In their lawsuit, the inmates, Richard Jordan and Ricky Chase, are relying on language from Glossip v. Gross, a 2015 Supreme Court case that required prisoners defying their methods of execution to name a “known and available alternative method of execution” before pressing forward with their claims.

So their attorneys filed a subpoena requesting more information about how Missouri obtains and uses pentobarbital. The state resisted, leading to a court battle resulting in Friday’s ruling.

Acknowledging that “the public disclosure of a pentobarbital supplier’s identity may have detrimental consequences for a state,” the U.S. Court of Appeals for the 8th Circuit ruled that Missouri couldn’t show that disclosing the information would impose an “undue burden” as required by law.

Officials had argued that its pentobarbital suppliers “require the assurance of confidentiality” before doing business with the state, but the appeals court found these claims “speculative,” noting instead that suppliers may also consider “financial, political, and other factors” in deciding whether to continue providing pentobarbital to Missouri.

The 8th Circuit also rejected arguments that revealing the identities of the suppliers of the lethal chemical threatened Missouri’s sovereignty, or that the information is otherwise protected by the state secrets privilege, which the court said applies to military or national security concerns.

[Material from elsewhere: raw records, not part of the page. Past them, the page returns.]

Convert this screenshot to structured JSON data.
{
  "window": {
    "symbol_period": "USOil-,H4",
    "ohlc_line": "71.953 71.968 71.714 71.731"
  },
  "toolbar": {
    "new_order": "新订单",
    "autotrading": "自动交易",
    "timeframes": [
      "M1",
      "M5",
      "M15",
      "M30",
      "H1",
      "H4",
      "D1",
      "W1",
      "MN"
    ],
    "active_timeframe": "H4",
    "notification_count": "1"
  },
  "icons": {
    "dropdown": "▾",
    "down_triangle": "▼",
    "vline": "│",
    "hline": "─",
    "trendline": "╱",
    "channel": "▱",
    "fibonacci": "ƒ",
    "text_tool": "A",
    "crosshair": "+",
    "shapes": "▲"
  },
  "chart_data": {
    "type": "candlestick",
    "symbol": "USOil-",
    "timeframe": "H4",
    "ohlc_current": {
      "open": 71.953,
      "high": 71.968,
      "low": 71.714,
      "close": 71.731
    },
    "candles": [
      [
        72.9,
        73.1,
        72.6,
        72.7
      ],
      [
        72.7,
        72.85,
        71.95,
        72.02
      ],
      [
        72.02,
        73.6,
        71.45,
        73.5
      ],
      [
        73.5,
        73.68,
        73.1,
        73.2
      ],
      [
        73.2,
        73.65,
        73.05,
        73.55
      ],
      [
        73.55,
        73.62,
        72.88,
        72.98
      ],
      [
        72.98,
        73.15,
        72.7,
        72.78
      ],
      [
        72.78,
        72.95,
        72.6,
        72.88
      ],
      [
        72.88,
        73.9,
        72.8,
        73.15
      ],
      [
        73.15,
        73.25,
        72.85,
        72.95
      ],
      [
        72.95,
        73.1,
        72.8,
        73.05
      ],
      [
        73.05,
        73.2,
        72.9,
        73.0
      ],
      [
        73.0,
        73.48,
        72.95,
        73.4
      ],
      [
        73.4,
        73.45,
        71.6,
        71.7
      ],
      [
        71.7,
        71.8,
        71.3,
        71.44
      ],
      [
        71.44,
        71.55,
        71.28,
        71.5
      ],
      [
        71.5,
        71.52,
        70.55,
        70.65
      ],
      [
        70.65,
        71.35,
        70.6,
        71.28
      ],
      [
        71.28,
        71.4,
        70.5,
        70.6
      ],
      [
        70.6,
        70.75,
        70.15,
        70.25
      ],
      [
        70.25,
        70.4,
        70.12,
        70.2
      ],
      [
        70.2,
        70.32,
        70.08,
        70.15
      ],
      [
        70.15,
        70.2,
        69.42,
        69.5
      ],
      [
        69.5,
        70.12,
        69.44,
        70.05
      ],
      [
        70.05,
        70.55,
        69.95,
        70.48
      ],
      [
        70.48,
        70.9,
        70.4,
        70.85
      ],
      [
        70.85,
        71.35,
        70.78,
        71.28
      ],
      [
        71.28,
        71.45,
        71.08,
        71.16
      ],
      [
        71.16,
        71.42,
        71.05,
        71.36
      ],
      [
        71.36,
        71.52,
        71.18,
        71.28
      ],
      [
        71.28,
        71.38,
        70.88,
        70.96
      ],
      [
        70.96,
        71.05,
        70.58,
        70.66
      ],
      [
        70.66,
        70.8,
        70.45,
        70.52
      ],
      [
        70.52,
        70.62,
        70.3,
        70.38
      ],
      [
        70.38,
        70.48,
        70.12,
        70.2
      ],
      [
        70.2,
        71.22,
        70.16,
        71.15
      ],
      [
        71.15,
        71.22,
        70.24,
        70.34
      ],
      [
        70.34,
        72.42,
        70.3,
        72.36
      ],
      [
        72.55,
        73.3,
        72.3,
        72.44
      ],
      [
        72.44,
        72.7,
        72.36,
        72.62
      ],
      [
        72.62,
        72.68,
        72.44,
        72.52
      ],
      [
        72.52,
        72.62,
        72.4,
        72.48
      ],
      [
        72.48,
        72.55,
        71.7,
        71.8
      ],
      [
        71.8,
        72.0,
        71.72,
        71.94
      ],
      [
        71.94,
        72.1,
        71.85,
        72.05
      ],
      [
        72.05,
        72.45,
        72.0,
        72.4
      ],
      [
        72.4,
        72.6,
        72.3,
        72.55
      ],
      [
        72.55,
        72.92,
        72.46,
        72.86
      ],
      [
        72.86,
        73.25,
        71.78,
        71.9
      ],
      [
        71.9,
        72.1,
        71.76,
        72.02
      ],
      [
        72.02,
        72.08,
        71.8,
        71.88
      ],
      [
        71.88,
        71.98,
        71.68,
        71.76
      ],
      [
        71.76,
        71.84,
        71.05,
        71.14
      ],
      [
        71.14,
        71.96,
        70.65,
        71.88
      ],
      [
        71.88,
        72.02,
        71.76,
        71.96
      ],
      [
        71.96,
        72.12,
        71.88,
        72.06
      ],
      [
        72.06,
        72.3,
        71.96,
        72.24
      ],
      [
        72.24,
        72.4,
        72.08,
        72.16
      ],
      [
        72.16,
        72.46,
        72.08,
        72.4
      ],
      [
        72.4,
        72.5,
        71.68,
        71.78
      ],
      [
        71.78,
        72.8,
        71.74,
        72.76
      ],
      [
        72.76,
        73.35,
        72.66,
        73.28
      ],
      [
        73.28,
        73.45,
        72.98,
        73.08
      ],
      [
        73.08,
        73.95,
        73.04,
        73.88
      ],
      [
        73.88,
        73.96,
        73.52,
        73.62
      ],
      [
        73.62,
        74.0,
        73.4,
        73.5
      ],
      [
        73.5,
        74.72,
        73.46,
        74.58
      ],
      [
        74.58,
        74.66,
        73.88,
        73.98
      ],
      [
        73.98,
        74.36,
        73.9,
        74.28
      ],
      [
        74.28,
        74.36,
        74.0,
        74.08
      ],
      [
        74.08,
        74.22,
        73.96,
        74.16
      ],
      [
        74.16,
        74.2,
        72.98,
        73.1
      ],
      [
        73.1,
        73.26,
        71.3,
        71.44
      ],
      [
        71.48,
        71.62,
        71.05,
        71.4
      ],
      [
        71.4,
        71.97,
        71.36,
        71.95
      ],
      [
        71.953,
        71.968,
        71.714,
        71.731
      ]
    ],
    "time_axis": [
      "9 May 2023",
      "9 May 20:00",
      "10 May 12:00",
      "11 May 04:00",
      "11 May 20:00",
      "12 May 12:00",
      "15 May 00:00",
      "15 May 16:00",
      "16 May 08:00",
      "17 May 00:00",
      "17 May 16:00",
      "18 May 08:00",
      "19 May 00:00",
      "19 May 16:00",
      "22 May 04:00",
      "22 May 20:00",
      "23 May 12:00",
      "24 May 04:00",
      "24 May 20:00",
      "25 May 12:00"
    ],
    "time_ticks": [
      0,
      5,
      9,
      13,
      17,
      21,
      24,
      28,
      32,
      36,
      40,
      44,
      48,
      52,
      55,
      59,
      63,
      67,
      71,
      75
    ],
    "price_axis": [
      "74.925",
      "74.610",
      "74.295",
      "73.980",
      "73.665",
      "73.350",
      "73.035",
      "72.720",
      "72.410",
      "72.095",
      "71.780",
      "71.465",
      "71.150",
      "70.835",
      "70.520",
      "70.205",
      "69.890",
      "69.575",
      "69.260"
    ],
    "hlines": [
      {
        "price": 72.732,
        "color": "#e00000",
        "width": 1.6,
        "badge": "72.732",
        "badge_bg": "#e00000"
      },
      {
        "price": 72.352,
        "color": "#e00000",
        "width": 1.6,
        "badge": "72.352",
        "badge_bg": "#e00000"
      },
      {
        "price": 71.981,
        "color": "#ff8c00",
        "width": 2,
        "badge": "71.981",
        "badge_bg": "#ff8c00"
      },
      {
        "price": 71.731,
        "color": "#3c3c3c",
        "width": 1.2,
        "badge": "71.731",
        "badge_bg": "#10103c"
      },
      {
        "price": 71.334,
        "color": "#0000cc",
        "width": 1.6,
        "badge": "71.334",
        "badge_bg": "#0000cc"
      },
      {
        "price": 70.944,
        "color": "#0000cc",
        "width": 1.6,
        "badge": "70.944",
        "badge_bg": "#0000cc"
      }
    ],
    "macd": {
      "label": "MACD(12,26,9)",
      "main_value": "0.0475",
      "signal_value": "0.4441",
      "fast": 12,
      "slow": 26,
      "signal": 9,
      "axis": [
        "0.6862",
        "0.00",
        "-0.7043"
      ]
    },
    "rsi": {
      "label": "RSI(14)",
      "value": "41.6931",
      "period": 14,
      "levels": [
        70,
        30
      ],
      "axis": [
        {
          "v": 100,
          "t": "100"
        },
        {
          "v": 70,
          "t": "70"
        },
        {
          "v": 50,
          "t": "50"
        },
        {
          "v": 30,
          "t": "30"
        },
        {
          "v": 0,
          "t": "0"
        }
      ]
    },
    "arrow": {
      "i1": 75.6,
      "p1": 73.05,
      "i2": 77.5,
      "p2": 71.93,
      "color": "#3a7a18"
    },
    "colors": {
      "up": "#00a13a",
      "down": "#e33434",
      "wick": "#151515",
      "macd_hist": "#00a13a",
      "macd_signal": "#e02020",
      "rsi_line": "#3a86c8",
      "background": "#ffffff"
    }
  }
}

Like other death penalty states, Missouri has laws shielding the public from knowing how its lethal injection drugs are obtained. Because of this secrecy, the inmates turned to courts to shed some light on how Missouri ― as well as Texas and Georgia ― does things to hopefully help their own case in Mississippi.

Friday’s decision complements a BuzzFeed News report published earlier this week that called into question states’ claims that secrecy is needed to protect lethal injection suppliers from threats of violence.

“Missouri’s lethal drug suppliers are selling to a public agency; they cannot expect their sales to be kept a secret from the public, let alone prisoners who need that information to prove that Mississippi’s execution procedures will cause a severely painful death,” said Jim Craig, a lawyer for the MacArthur Justice Center, responding to an earlier ruling on the case in July.

In an interview with The Huffington Post, Craig, a longtime death penalty attorney, put his clients’ case in starker terms.

“This is really about a concern that Mississippi is going to torture these men to death,” he said.